Fortunately, preparing your refrigerator for winter is an easy job. You'll simply empty the fridge, turn it off and unplug it. Leave the door slightly ajar so moisture and mildew don't build up inside the unit over the winter. If you opted for a freestanding refrigerator instead of tucking a smaller unit under your countertop, you'll need to place a loose cover over the appliance.

How to Maintain an Outdoor Fridge

Because you played it safe and got a refrigerator designed for outdoor use, you'll need to do very little maintenance to keep your refrigerator happy. Here's what you need to do to maintain your outdoor fridge to make it last:

  • Wipe down both the inside and outside of your outdoor refrigerator with warm water and a mild detergent, like dish soap.
  • Wash the refrigerator racks in your kitchen sink as needed.
  • Clean the compressor and coils. Most outdoor refrigerators are designed to be tucked under a countertop.
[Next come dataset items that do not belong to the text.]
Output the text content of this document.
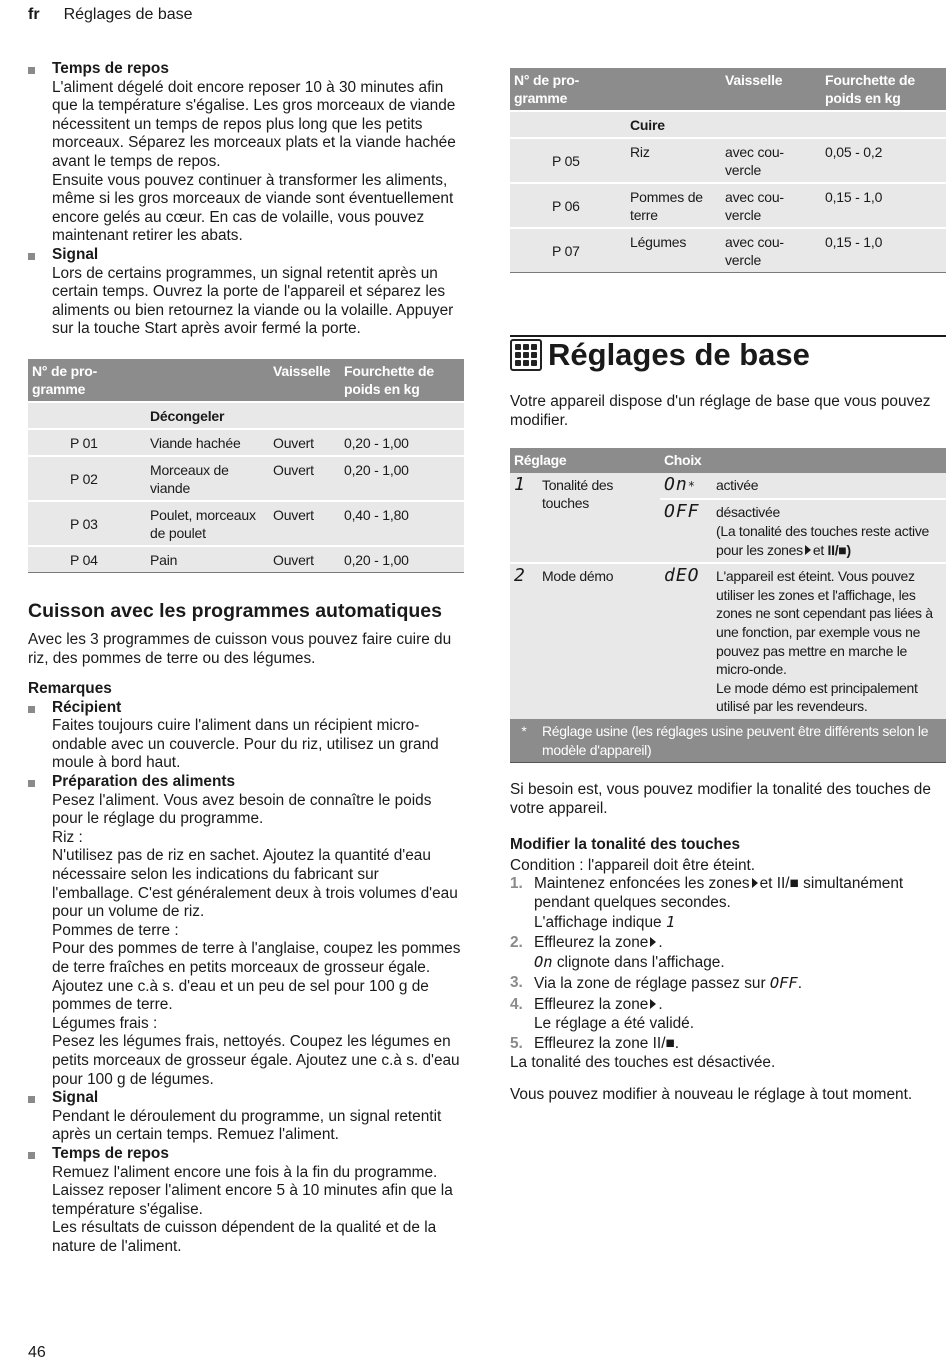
fr Réglages de base
Temps de repos

L'aliment dégelé doit encore reposer 10 à 30 minutes afin que la température s'égalise. Les gros morceaux de viande nécessitent un temps de repos plus long que les petits morceaux. Séparez les morceaux plats et la viande hachée avant le temps de repos.

Ensuite vous pouvez continuer à transformer les aliments, même si les gros morceaux de viande sont éventuellement encore gelés au cœur. En cas de volaille, vous pouvez maintenant retirer les abats.

Signal

Lors de certains programmes, un signal retentit après un certain temps. Ouvrez la porte de l'appareil et séparez les aliments ou bien retournez la viande ou la volaille. Appuyer sur la touche Start après avoir fermé la porte.

N° de pro-
gramme		Vaisselle	Fourchette de
poids en kg
	Décongeler		
P 01	Viande hachée	Ouvert	0,20 - 1,00
P 02	Morceaux de viande	Ouvert	0,20 - 1,00
P 03	Poulet, morceaux de poulet	Ouvert	0,40 - 1,80
P 04	Pain	Ouvert	0,20 - 1,00
Cuisson avec les programmes automatiques

Avec les 3 programmes de cuisson vous pouvez faire cuire du riz, des pommes de terre ou des légumes.

Remarques

Récipient

Faites toujours cuire l'aliment dans un récipient micro-ondable avec un couvercle. Pour du riz, utilisez un grand moule à bord haut.

Préparation des aliments

Pesez l'aliment. Vous avez besoin de connaître le poids pour le réglage du programme.

Riz :

N'utilisez pas de riz en sachet. Ajoutez la quantité d'eau nécessaire selon les indications du fabricant sur l'emballage. C'est généralement deux à trois volumes d'eau pour un volume de riz.

Pommes de terre :

Pour des pommes de terre à l'anglaise, coupez les pommes de terre fraîches en petits morceaux de grosseur égale. Ajoutez une c.à s. d'eau et un peu de sel pour 100 g de pommes de terre.

Légumes frais :

Pesez les légumes frais, nettoyés. Coupez les légumes en petits morceaux de grosseur égale. Ajoutez une c.à s. d'eau pour 100 g de légumes.

Signal

Pendant le déroulement du programme, un signal retentit après un certain temps. Remuez l'aliment.

Temps de repos

Remuez l'aliment encore une fois à la fin du programme. Laissez reposer l'aliment encore 5 à 10 minutes afin que la température s'égalise.

Les résultats de cuisson dépendent de la qualité et de la nature de l'aliment.

N° de pro-
gramme		Vaisselle	Fourchette de
poids en kg
	Cuire		
P 05	Riz	avec cou-
vercle	0,05 - 0,2
P 06	Pommes de
terre	avec cou-
vercle	0,15 - 1,0
P 07	Légumes	avec cou-
vercle	0,15 - 1,0
Réglages de base

Votre appareil dispose d'un réglage de base que vous pouvez modifier.

Réglage		Choix	
1	Tonalité des touches	On*	activée
		OFF	désactivée
(La tonalité des touches reste active pour les zones et II/■)

2	Mode démo	dEO	L'appareil est éteint. Vous pouvez utiliser les zones et l'affichage, les zones ne sont cependant pas liées à une fonction, par exemple vous ne pouvez pas mettre en marche le micro-onde.
Le mode démo est principalement utilisé par les revendeurs.

*	Réglage usine (les réglages usine peuvent être différents selon le modèle d'appareil)		

Si besoin est, vous pouvez modifier la tonalité des touches de votre appareil.

Modifier la tonalité des touches

Condition : l'appareil doit être éteint.

1. Maintenez enfoncées les zones et II/■ simultanément pendant quelques secondes.
L'affichage indique 1
2. Effleurez la zone .
On clignote dans l'affichage.
3. Via la zone de réglage passez sur OFF.
4. Effleurez la zone .
Le réglage a été validé.
5. Effleurez la zone II/■.

La tonalité des touches est désactivée.

Vous pouvez modifier à nouveau le réglage à tout moment.

46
As such, the compressor and coils on your unit are likely located on the front of the appliance. Keep these components clean and free of dust and debris. You can sweep away any leaves or other debris from the front of the unit and dust off the coils with a clean cloth. If you're having trouble, break out the shop vac and clean the coils with the brush attachment.
  • Give the fridge a good cleaning with warm, soapy water before you turn it on and reload it in the spring. (If you live in an area where winter temperatures drop below 40 degrees Fahrenheit, you won't use your fridge over the winter.